Des résultats prometteurs pour des innovations médicales
Les résultats suggèrent donc que les changements dans le nombre de synapses codent les souvenirs et peuvent aider à expliquer pourquoi les souvenirs associatifs négatifs, tels que ceux associés au stress post-traumatique, sont si robustes. Arnold précise : « Nous n’avons vu que de petits changements aléatoires dans la force synaptique des synapses existantes. Cela peut être dû au fait que cette étude s’est concentrée sur les souvenirs associatifs ». En effet, ce type de souvenir est beaucoup plus robuste que les autres souvenirs. Il se forme au niveau de l’amygdale, le centre de régulation de la peur, alors que les autres souvenirs sont stockés dans l’hippocampe. Cependant, ce type de mémoire associatif, bien que courant, n’est pas bien compris, en partie parce qu’il se produit dans une zone relativement inaccessible du cerveau.
C’est pourquoi les auteurs posent l’hypothèse que le cerveau pourrait enregistrer certains types de souvenirs sous une forme volatile et facilement effaçable, alors que les souvenirs liés à la peur, à l’émotion, seraient stockés de manière plus robuste. Cela pourrait aider à expliquer pourquoi des années plus tard, certaines personnes peuvent se souvenir de quelque chose comme si elles le revivaient.

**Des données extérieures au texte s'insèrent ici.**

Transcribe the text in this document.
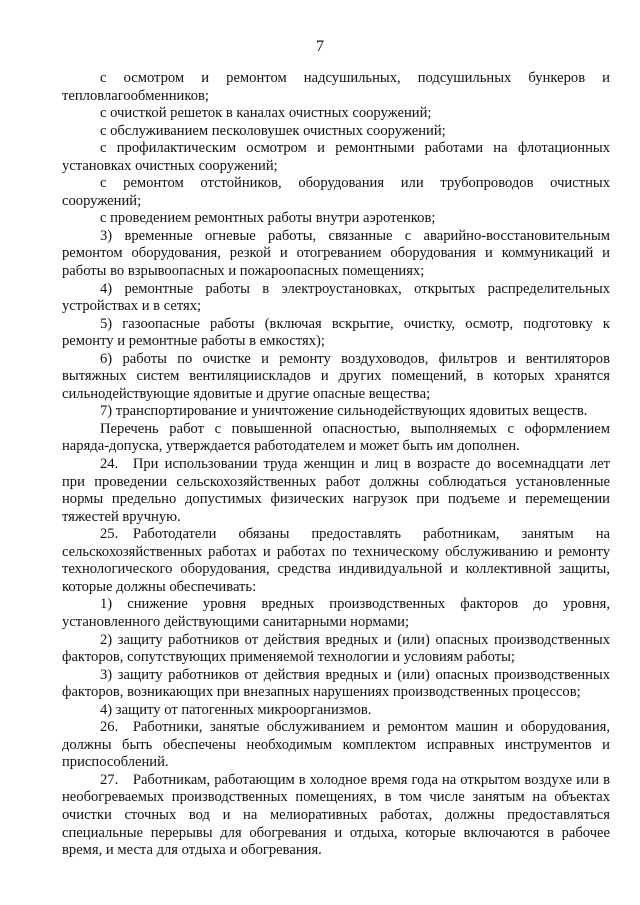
7

с осмотром и ремонтом надсушильных, подсушильных бункеров и тепловлагообменников;

с очисткой решеток в каналах очистных сооружений;

с обслуживанием песколовушек очистных сооружений;

с профилактическим осмотром и ремонтными работами на флотационных установках очистных сооружений;

с ремонтом отстойников, оборудования или трубопроводов очистных сооружений;

с проведением ремонтных работы внутри аэротенков;

3) временные огневые работы, связанные с аварийно-восстановительным ремонтом оборудования, резкой и отогреванием оборудования и коммуникаций и работы во взрывоопасных и пожароопасных помещениях;

4) ремонтные работы в электроустановках, открытых распределительных устройствах и в сетях;

5) газоопасные работы (включая вскрытие, очистку, осмотр, подготовку к ремонту и ремонтные работы в емкостях);

6) работы по очистке и ремонту воздуховодов, фильтров и вентиляторов вытяжных систем вентиляциискладов и других помещений, в которых хранятся сильнодействующие ядовитые и другие опасные вещества;

7) транспортирование и уничтожение сильнодействующих ядовитых веществ.

Перечень работ с повышенной опасностью, выполняемых с оформлением наряда-допуска, утверждается работодателем и может быть им дополнен.

24. При использовании труда женщин и лиц в возрасте до восемнадцати лет при проведении сельскохозяйственных работ должны соблюдаться установленные нормы предельно допустимых физических нагрузок при подъеме и перемещении тяжестей вручную.

25. Работодатели обязаны предоставлять работникам, занятым на сельскохозяйственных работах и работах по техническому обслуживанию и ремонту технологического оборудования, средства индивидуальной и коллективной защиты, которые должны обеспечивать:

1) снижение уровня вредных производственных факторов до уровня, установленного действующими санитарными нормами;

2) защиту работников от действия вредных и (или) опасных производственных факторов, сопутствующих применяемой технологии и условиям работы;

3) защиту работников от действия вредных и (или) опасных производственных факторов, возникающих при внезапных нарушениях производственных процессов;

4) защиту от патогенных микроорганизмов.

26. Работники, занятые обслуживанием и ремонтом машин и оборудования, должны быть обеспечены необходимым комплектом исправных инструментов и приспособлений.

27. Работникам, работающим в холодное время года на открытом воздухе или в необогреваемых производственных помещениях, в том числе занятым на объектах очистки сточных вод и на мелиоративных работах, должны предоставляться специальные перерывы для обогревания и отдыха, которые включаются в рабочее время, и места для отдыха и обогревания.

Les prochains objectifs sont, d’une part de tenter de provoquer l’élimination rapide et précise des synapses sans endommager les neurones chez le poisson-zèbre ou la souris, pour voir si cela altère les souvenirs associatifs. Et d’autre part, les chercheurs tenteront d’examiner comment les poissons-zèbres et d’autres animaux forment des souvenirs, moins chargés émotionnellement ou moins traumatisants. Si les résultats sont positifs, ils sous-tendront alors la possibilité d’effacer physiquement les souvenirs associatifs liés au stress post-traumatique. Évidemment, il y a de sérieux obstacles éthiques et techniques qui devront être résolus, bien avant de concevoir une telle méthode chez l’Homme.

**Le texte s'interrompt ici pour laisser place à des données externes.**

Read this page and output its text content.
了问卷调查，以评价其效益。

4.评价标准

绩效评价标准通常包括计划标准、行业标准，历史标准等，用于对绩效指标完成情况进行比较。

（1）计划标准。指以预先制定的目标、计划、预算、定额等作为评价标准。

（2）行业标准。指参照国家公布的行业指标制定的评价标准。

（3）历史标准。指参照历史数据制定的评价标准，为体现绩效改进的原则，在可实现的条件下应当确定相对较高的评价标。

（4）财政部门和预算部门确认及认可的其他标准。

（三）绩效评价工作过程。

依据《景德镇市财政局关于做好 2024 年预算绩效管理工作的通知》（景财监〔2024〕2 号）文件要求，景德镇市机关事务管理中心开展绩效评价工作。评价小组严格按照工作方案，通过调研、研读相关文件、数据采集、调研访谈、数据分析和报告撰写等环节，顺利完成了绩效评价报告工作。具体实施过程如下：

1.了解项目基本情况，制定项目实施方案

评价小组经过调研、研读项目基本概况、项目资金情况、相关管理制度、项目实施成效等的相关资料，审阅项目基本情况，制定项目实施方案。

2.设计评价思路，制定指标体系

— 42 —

Une petite nuance est toutefois apportée par Cliff Abraham, professeur de psychologie à l’Université d’Otago en Nouvelle-Zélande. En effet, comme chez l’être humain, le cerveau de ces poissons connait une certaine dégénérescence avec l’âge. Les résultats obtenus chez des poissons jeunes pourraient ne pas être identiques chez des poissons adultes avec un cerveau totalement développé.
Quoi qu’il en soit, cette prouesse technologique apporte une nouvelle perspective pour l’étude des maladies neurodégénératives tels qu’Alzheimer et la compréhension des souvenirs déclenchant les troubles de stress post-traumatique.